Cremating A Dog Is When Death Of The Outsider Gets Special

Playing as Billie Lurker who’s looking to rescue her mentor from a weird cult, the first mission in Death of the Outsider had you tip-toe through a decrepit bath house in search of a way to set him free. The game has side-missions as well, however, one of which includes setting a person’s snow white wolfhound free.

Lost by its owner and found by one-eyed gangsters, the owner asks via a Karnaca wanted ad that someone go and put it out of its misery for a small sum.

During the mission than, I stumbled upon the albino unexpectedly while hiding from some mobsters who were upset about their comrade I’d just knifed. I like stealth games, especially when I’m really bad at them, so one of the things about the Dishonored games that have always pulled me in is the way you can try a particular strategy, mess up and then unleash chaos before trying to run and hide somewhere and reset the entire situation.

If anything, Death of the Outsider is even better at this than Dishonored 2 by virtue of its low-key, residential playgrounds.

So after fleeing a mob of dark magic worshiping AI I found myself face-to-face with the frosty-furred dog from Craigslist, Karnaca. I slammed the button to unlock the cage it was in and then went to work slicing up it and its roommates. It’s never clear exactly why the white wolfhound is there — was it being used for a ritual, dog fighting, or simply as another form of protection?

Whatever the reason, I killed it and waited for the contract check mark to flicker on my screen. Since it was white, the dark blood that pooled beneath its amalgamation of polygons and textures was that much harder to miss.

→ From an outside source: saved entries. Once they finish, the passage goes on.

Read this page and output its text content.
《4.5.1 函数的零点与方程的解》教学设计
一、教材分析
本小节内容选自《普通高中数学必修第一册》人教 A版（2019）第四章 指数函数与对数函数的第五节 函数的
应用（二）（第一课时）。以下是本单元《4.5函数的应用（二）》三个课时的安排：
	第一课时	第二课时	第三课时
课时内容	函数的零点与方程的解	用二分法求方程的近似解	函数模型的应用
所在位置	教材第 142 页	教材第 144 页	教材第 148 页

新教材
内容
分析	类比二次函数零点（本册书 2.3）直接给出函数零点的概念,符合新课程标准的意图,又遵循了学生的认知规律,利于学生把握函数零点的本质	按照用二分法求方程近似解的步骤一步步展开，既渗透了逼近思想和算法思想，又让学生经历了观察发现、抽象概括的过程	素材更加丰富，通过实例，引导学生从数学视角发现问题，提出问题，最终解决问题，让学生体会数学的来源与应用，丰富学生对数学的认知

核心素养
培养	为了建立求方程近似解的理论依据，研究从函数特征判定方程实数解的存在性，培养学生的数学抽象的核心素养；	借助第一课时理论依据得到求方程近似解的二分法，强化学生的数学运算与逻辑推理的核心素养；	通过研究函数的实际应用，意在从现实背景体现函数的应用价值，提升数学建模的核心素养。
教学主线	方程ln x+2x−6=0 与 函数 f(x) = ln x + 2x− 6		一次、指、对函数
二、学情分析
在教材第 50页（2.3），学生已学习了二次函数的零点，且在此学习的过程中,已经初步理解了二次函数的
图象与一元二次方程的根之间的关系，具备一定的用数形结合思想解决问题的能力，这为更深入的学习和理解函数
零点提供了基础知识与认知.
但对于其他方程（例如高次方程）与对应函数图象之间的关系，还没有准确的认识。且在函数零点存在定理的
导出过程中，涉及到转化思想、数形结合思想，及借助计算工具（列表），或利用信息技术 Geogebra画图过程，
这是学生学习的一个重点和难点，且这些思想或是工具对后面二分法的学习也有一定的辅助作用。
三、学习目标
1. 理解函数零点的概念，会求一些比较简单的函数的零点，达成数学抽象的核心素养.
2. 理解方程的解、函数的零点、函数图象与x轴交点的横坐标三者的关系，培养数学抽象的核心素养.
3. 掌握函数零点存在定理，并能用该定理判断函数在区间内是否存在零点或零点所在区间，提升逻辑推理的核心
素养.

Cremating A Dog Is When Death Of The Outsider Gets Special

But you have to burn its body. A small detail I’d forgotten. I didn’t have any incendiary arrows or grenades though and sat perplexed. Until I realised I was sitting directly across from a furnace. Could I open the furnace? Of course, because this was a Dishonored game. I could grab the the white wolfhound and drop it’s limp body on the other side of the cast iron grill as well. I punched a switch nearby and the dog lit up.

Nobody else in the bath house came running, because again, this is Dishonored, and while stealth is the name of the game, the designers at Arkane know the value of keeping your enemies close while letting you feel like they’re still a million miles a way. It’s easier to have quiet, intimate moments this way, like cremating a stolen pet.

Games like Dishonored 2 and Deus Ex: Mankind Divided like to constantly remind you that you’re in a pseudo-realistic world, despite the weird magic and cyborg tech, by letting you flush toilets and turn on the hot water at a sink. In Death of the Outsider though, you can also turn open a furnace, stick something in side, and get paid for transforming the contents into ash, all without the game ever forcing your hand and demanding you do so.

I don’t even remember how much money the contract paid, or what upgrades I spent it on (probably plus two bone charm slots). What I do remember is sitting huddled in a hallway next to an enemy type I’d seen a hundred times before wondering desperately what to do with the body.